Guy Caron soutient que le bilinguisme est une exigence incontournable pour un nouveau VG

 Questions posées lors de la période des questions du 28 octobre 2011, au sujet de la nomination d'un anglophone unilingue, Michael Ferguson, comme vérificateur général.

«Monsieur le Président, regardons pour voir si la cassette toujours. Hier, en réponse à une question de mon collègue concernant le choix d'un vérificateur général unilingue anglophone, le président du Conseil du Trésor a affirmé, et je cite: « Après un processus rigoureux, le candidat le mieux qualifié a été choisi. »

    Maintenant, on est tous d'accord pour affirmer que le président du Conseil du Trésor n'a aucune crédibilité lorsqu'il est question de processus rigoureux. Cependant, on aimerait tout de même savoir ce qu'il y a de rigoureux dans le fait de fait de choisir un unilingue anglophone pour le poste pour lequel la maîtrise des deux langues officielles est essentielle.

(...)

 

Monsieur le Président, c'est encore la même cassette, évidemment.
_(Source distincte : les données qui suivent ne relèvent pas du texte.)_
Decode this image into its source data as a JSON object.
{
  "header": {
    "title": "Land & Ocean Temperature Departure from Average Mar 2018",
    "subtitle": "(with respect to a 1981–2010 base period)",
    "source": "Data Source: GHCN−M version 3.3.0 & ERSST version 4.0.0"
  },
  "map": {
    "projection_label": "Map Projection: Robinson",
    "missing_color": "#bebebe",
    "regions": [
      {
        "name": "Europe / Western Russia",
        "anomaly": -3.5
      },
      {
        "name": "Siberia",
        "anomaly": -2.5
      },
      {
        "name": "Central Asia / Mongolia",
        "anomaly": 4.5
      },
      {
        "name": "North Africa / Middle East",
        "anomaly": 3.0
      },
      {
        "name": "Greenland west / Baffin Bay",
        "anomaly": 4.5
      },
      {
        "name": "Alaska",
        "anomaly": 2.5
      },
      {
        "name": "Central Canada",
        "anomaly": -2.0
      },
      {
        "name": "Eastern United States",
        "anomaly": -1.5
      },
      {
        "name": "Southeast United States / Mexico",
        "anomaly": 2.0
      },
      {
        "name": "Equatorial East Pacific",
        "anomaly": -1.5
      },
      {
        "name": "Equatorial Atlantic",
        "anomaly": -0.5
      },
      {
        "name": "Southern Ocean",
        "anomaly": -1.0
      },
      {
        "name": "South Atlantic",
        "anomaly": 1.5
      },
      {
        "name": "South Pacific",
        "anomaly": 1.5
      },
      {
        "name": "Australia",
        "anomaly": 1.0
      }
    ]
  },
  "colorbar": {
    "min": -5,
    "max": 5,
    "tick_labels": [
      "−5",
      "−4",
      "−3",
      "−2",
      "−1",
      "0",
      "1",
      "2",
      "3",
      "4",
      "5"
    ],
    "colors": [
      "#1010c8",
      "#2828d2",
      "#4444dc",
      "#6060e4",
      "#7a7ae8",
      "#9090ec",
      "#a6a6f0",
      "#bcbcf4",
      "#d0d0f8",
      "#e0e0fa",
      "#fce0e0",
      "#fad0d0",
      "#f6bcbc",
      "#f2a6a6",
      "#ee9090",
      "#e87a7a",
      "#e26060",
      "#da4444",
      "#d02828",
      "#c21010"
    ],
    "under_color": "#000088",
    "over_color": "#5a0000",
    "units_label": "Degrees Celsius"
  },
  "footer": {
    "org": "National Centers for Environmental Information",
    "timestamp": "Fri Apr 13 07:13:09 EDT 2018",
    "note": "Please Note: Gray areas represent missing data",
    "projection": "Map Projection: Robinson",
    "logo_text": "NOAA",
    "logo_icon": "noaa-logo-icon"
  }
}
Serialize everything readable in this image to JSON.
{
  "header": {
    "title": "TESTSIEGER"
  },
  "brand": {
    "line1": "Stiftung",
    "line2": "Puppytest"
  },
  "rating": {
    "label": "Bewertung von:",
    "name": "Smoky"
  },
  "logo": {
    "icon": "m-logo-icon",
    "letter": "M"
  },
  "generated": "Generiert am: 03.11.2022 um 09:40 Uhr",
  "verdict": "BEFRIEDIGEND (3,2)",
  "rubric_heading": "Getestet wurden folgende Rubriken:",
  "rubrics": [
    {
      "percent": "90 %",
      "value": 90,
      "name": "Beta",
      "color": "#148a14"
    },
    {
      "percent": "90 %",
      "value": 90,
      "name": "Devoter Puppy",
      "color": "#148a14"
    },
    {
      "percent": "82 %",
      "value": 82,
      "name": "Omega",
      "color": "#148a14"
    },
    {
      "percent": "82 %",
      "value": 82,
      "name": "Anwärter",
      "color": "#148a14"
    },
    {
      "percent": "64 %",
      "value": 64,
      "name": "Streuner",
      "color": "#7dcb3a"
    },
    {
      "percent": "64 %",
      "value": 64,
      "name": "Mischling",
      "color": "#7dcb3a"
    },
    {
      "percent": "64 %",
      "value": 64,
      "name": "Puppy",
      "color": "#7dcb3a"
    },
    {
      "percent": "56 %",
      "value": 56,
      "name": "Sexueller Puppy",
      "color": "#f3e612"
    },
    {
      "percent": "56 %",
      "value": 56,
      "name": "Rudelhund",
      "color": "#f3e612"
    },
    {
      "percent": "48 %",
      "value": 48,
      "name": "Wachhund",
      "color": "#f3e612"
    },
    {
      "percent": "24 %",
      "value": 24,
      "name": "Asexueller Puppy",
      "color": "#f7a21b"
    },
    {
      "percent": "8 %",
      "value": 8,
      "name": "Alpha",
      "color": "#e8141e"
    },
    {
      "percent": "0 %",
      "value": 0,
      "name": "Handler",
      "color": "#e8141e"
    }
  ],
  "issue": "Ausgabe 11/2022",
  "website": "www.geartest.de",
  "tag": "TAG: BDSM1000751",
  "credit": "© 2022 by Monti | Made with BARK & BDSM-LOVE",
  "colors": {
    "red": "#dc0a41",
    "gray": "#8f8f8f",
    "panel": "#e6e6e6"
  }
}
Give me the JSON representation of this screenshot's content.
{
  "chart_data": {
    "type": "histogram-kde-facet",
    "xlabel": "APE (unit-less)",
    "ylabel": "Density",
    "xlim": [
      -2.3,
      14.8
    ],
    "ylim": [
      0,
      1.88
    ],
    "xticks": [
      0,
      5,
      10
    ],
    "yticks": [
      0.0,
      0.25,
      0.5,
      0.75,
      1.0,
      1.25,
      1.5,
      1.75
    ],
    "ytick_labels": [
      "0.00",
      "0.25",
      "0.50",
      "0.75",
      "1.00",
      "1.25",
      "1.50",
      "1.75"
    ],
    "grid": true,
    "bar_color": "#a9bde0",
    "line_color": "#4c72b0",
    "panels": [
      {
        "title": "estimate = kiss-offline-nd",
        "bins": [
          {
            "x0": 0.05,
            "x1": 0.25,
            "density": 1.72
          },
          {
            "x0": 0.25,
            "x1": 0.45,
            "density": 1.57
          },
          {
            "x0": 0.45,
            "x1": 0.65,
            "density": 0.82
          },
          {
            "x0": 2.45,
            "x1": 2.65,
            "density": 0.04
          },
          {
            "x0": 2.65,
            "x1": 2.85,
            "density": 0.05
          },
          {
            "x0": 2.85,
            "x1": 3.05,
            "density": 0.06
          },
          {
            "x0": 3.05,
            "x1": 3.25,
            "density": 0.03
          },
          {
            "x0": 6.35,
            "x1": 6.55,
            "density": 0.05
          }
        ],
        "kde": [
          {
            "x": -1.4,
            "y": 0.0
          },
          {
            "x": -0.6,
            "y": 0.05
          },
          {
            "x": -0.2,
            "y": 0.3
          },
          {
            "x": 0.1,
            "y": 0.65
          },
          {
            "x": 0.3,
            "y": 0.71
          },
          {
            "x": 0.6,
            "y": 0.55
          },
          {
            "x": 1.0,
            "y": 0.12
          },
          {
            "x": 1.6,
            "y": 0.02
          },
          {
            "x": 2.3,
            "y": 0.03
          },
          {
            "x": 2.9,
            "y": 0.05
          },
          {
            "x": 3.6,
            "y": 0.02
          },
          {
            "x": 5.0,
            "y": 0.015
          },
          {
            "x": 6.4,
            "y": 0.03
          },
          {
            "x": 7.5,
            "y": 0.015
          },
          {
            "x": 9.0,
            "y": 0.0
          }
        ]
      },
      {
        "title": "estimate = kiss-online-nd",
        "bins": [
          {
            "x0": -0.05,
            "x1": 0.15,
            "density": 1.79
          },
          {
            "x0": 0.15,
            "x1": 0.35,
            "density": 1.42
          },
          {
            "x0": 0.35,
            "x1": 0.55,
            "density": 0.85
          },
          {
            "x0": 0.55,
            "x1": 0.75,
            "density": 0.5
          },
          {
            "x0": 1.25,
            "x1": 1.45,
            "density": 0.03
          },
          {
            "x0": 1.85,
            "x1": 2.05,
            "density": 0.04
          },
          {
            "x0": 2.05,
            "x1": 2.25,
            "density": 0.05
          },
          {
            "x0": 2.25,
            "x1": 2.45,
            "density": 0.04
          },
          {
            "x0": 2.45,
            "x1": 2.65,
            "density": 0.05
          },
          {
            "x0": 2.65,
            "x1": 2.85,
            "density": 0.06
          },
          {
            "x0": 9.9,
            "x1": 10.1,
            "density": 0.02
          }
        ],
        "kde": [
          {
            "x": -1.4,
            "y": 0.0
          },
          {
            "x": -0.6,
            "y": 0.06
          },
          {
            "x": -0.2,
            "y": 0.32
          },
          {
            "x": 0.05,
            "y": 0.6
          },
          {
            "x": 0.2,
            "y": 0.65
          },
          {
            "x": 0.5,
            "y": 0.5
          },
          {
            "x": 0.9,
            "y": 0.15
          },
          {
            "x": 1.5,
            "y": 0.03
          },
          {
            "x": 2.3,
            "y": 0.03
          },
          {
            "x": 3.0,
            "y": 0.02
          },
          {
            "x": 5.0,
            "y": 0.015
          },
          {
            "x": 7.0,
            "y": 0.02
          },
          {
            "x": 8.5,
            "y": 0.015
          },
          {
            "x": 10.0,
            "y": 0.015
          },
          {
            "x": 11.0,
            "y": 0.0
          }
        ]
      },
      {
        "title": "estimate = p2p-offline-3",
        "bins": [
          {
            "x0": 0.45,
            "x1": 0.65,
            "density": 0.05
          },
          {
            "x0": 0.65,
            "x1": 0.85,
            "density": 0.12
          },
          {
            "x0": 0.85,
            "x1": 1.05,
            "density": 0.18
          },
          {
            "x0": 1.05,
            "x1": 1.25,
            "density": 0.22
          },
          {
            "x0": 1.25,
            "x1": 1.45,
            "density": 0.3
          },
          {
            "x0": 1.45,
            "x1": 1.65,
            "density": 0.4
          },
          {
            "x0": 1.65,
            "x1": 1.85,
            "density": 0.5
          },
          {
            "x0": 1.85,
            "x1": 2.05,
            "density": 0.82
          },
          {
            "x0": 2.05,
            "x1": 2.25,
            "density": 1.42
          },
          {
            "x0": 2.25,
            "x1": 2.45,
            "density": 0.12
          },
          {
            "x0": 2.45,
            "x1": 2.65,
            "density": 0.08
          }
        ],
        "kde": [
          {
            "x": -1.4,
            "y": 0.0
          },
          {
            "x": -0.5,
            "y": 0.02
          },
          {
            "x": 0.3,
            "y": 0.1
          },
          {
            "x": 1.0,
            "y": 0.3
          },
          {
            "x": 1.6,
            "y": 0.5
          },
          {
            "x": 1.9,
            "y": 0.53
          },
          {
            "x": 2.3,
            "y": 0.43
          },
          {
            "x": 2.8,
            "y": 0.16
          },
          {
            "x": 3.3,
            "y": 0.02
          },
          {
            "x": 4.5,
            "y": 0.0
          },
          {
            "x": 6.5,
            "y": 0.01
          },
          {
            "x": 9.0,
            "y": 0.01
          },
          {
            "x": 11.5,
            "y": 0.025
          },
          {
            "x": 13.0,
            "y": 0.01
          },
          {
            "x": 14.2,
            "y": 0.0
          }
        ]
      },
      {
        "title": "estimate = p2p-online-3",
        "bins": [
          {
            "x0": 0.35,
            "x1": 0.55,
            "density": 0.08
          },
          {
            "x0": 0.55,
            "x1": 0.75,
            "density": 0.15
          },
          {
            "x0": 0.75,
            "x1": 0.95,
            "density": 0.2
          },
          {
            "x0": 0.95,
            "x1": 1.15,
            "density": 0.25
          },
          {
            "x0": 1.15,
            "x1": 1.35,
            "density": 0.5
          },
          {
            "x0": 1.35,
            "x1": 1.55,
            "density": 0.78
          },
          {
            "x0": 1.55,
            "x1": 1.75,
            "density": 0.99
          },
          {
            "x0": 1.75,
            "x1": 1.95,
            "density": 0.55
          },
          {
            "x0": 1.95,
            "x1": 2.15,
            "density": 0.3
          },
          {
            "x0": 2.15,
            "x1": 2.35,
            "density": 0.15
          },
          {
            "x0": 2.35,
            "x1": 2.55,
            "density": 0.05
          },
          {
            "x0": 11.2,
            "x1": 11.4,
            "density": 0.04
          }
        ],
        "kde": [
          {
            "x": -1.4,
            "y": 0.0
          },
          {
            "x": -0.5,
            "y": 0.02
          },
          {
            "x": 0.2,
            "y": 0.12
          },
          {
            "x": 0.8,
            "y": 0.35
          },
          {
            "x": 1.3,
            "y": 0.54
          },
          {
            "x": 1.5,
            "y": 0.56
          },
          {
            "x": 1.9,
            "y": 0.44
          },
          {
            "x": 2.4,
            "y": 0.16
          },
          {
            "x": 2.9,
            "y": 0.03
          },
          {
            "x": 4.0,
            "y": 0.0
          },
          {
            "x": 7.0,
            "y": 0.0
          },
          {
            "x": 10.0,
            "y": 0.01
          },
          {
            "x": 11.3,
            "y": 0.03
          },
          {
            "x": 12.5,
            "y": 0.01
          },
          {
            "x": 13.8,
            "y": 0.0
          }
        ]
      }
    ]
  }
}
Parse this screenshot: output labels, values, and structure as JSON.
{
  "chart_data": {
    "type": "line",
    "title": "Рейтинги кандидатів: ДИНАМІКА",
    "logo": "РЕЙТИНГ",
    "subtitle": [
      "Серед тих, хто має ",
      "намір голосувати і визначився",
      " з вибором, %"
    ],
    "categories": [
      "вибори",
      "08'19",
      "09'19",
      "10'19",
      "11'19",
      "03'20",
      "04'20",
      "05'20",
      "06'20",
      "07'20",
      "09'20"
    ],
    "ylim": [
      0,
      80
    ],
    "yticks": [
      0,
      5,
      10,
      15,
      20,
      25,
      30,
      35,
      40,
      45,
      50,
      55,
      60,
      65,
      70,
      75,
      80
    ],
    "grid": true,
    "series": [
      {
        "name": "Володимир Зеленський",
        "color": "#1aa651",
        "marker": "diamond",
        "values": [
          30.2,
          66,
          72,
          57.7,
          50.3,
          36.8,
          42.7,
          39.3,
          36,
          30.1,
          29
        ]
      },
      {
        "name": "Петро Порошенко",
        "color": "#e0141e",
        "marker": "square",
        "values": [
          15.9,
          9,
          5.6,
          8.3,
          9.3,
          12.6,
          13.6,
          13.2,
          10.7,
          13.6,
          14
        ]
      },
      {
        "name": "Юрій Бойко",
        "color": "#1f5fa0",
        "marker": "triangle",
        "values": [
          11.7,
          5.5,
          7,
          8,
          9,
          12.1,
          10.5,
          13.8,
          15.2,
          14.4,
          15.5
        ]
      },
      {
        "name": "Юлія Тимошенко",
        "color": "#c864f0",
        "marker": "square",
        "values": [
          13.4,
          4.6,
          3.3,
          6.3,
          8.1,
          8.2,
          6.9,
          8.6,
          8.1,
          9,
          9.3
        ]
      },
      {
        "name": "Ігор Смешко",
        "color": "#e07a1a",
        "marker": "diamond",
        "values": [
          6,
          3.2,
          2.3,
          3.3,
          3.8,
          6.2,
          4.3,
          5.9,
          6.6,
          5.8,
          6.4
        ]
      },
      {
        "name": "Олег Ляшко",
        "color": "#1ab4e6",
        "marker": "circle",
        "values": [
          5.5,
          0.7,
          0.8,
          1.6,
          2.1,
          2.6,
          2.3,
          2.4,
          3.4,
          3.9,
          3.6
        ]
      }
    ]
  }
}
S'ils ont été incapables de trouver un vérificateur général qui, comme le poste l'indique au moment de l'embauche, doit maîtriser les deux langues officielles, après des mois de recherche, cela donne une indication du type d'employeur que sont les conservateurs.

    Lorsqu'une compagnie privée exige une compréhension des deux langues officielles, c'est qu'il s'agit d'une compétence essentielle pour l'accomplissement du travail demandé.

    Pourquoi les conservateurs traitent-ils cette exigence comme un détail secondaire qui peut être laissé de côté lorsque ça devient inconvénient?»